Die systemische Einzel-, Paar- und Familientherapie ist ein psychotherapeutisches Verfahren, das ihren theoretischen Ursprung in den 50er Jahren fand.

Am Anfang steht zunächst die Auftragsklärung, es gilt also gemeinsam mit dem*der Klient*in herauszufinden, welches Ziel erreicht werden soll. Da die systemische Therapie auf der Beziehungsebene stattfindet und arbeitet, wird der Mensch immer als Teil eines größeren sozialen Systems betrachtet. Zumal jeder Mensch immer im Bezug zu etwas oder jemanden ein Problem überhaupt erst erleben kann. Es wird demnach der familiäre und soziale Kontext berücksichtigt.
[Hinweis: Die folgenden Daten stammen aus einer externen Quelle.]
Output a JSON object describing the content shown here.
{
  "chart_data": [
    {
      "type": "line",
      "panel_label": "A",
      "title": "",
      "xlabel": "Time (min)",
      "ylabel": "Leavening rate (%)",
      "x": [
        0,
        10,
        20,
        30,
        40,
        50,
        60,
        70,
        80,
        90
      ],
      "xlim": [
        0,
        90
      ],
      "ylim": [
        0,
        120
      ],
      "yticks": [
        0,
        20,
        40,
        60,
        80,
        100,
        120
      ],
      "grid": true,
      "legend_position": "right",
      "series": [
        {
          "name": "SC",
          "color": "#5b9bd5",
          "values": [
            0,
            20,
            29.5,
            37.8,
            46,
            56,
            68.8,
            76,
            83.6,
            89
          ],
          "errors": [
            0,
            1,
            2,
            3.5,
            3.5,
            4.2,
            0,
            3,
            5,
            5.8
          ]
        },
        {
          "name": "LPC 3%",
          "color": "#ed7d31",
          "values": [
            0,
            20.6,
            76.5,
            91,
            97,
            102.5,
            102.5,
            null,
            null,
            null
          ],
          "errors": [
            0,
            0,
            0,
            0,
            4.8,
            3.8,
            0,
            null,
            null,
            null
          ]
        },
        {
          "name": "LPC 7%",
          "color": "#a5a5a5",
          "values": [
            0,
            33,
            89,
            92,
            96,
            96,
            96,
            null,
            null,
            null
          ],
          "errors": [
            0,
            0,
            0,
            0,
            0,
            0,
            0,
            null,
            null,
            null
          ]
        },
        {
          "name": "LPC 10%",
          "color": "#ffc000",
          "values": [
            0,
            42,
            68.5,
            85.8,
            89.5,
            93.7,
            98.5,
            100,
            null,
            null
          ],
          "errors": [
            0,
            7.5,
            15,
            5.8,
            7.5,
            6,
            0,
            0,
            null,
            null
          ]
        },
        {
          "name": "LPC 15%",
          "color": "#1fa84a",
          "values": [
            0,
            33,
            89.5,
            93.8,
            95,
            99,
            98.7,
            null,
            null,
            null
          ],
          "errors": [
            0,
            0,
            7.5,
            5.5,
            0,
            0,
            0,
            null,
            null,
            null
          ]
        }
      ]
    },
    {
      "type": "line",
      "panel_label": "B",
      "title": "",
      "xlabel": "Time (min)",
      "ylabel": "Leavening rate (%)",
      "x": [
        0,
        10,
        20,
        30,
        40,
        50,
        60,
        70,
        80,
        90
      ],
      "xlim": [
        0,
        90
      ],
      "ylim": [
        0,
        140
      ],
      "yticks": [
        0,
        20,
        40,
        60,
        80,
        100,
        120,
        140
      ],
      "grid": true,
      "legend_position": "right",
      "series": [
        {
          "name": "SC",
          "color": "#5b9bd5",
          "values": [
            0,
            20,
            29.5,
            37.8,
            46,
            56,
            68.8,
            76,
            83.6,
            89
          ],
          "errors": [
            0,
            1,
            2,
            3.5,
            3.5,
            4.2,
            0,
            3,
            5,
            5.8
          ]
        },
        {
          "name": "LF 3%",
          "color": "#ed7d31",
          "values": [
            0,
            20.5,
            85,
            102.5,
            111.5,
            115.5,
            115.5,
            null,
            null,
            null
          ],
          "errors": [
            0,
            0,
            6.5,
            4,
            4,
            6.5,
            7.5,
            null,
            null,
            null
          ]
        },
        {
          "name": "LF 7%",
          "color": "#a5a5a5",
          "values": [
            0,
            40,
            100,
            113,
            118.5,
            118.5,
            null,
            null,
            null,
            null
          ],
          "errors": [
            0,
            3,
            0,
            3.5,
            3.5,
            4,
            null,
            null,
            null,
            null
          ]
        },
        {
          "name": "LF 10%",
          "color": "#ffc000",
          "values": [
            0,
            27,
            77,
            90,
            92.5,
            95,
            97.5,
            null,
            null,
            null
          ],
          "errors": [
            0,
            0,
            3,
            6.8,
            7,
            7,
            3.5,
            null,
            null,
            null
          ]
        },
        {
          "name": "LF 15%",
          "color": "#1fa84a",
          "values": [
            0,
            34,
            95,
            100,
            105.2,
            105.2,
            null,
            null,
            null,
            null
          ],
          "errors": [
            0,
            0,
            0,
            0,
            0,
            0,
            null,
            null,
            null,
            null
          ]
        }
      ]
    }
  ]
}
Innerhalb der Therapieeinheiten wird mit unterschiedlichen Methoden gearbeitet, die individuell angepasst werden. Um Licht ins Dunkle zu bringen werden zum Beispiel Sozio- und Genogramme (ähnlichen einem Stammbaum) erstellt. Wichtig ist selbstverständlich immer der Transfer in den Alltag. Die Frage, die dazu gehört ist: „Was können Sie heute machen, damit es Ihnen morgen besser geht?“

Im Gegensatz zur Psychoanalyse und Verhaltenstherapie wird die Systemische Therapie noch nicht von den gesetzlichen Krankenkassen übernommen.